Time, that nonspatial continuum in which events occur in irreversible succession from the past through the present to the future and back again and which is the single effect of quantum physics most apt to discombobulate Algonquin holes, passes. Since Otto Lummer -- yes, the Otto Lummer -- last gazed into the argonosphere, rendering half of it cryogenically invisible, 876 months have passed, enough time for a family of Burmesian dust mites to completely consume the body of a 1925 Mercury Mercurochrome, however on the planet Zontar, only two xenotides have elapsed, during which time native Hive People can barely get their pod shoes laced.
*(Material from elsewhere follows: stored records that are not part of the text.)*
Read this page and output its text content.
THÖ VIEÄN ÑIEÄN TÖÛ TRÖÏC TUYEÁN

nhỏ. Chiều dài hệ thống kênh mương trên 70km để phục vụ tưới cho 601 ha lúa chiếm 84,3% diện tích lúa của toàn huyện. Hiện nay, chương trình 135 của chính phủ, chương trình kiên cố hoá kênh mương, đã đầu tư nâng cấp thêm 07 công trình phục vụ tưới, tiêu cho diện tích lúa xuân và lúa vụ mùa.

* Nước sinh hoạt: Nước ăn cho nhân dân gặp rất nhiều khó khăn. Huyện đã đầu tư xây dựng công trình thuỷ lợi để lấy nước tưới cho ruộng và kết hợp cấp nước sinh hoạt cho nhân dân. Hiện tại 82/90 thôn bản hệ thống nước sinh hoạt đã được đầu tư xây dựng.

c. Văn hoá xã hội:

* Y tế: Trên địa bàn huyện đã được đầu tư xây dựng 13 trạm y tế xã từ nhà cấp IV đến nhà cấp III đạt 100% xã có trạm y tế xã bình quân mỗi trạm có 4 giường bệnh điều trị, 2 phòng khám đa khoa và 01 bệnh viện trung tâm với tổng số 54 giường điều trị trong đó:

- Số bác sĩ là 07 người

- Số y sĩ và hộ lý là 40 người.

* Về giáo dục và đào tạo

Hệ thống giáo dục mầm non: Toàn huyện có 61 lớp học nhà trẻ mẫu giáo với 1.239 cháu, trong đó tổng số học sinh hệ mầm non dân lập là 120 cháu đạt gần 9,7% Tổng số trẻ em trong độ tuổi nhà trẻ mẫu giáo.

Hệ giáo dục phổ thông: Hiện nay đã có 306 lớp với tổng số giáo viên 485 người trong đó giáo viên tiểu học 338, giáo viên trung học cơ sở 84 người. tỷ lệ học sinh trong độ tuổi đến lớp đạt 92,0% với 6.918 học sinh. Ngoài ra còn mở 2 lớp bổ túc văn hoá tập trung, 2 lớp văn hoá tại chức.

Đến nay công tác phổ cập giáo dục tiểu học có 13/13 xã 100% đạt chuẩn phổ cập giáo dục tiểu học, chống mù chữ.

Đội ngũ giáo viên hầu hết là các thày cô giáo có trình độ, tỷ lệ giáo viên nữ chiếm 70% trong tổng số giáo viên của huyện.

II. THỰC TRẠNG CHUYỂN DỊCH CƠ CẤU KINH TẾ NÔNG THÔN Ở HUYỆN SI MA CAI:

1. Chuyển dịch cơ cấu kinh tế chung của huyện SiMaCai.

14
In the nearby psychosomatic foothills of the Lammergeier Plateau, time doesn't pass so much as it circulates, although its normal flow is often circumvented by local antisocial refugee composers. Stubbornly clinging to a kind of arachnidian lifestyle, they act as neighborhood blood clots, stanching the progression of the now to the pluperfect. With minuscule personal input, their petty compositions begin life festering in an aleatoric stew, devoid of purpose. After a while, they tire of Rube Goldberg-like chord progressions and dubious harmonic leaps of faith and take their free-will leave through the amnion escape trough. Soon, many of them have lives of their own independent of their creators. They make the chat show rounds, garner the occasional musical award, then fade from view as the novelty of their construct wears off. Most are content to lead quieter lives, to retire to the countryside to root for grubs, raise their larva, grow a permanent stubble and, in due time, be filed in a music library under Miscellaneous. Other compositions, however, take the abrupt absence of notoriety harder, and are placed on a suicide watch. Convincing these compositions that their behavior is inappropriate is like pulling teeth from an underwater goat hen: it's possible, but in the end all you have to show for your effort is fingers with their cuticles pecked out.

Equally inappropriate is the following dream sequence, which ran unexpurgated early on the morning of the 6th. Your obedient hosts, Kalvos & Damian, are in Manhattan en route to an interview. Near the East River, the southbound street on which they are piloting their Bazaarmobile suddenly dead-ends and turns into a New York Transit Authority pedestrian concourse. Driver Damian pulls over to the left curb where four men in white lab coats hold large cream pies the size of pizzas. The pie centers have circular labels identifying them as "corn" or "rice." Damian rolls down the window, but before he can say anything glib, one man smacks him in the face with a pie. Moments later, Kalvos gets his passenger seat cream pie comeuppance. Damian stumbles out of the car, looking to retaliate. Struggling to wipe the glop from his eyes, he kneels near the entrance to a building on the left whence the men appeared. Suddenly two of them help him to his feet and lead him inside, where other cream-pied people are also gathered. He's helped into a barbershop-like chair where a woman gently rinses the goo from his face, and another explains the object of this event. Unfortunately Damian doesn't remember what was said, although he does recall it seemed to make sense at the time and had nothing to do with the arcane ingredients of an ambrosia salad from Insane Ridge, Kentucky, which will be explained at a later date, along with sphnagum parsons. Does it make sense to you, dear listener?

We hope so, because the remainder of this 164th episode of Kalvos & Damian's New Music Bazaar is based upon rational postulates amniotically suppressed within that dream, the flambeau oriange of the blood-clotted world, without which we would have little reason to pass the prophetic microphone to the cream-pied countenance of Kalvos.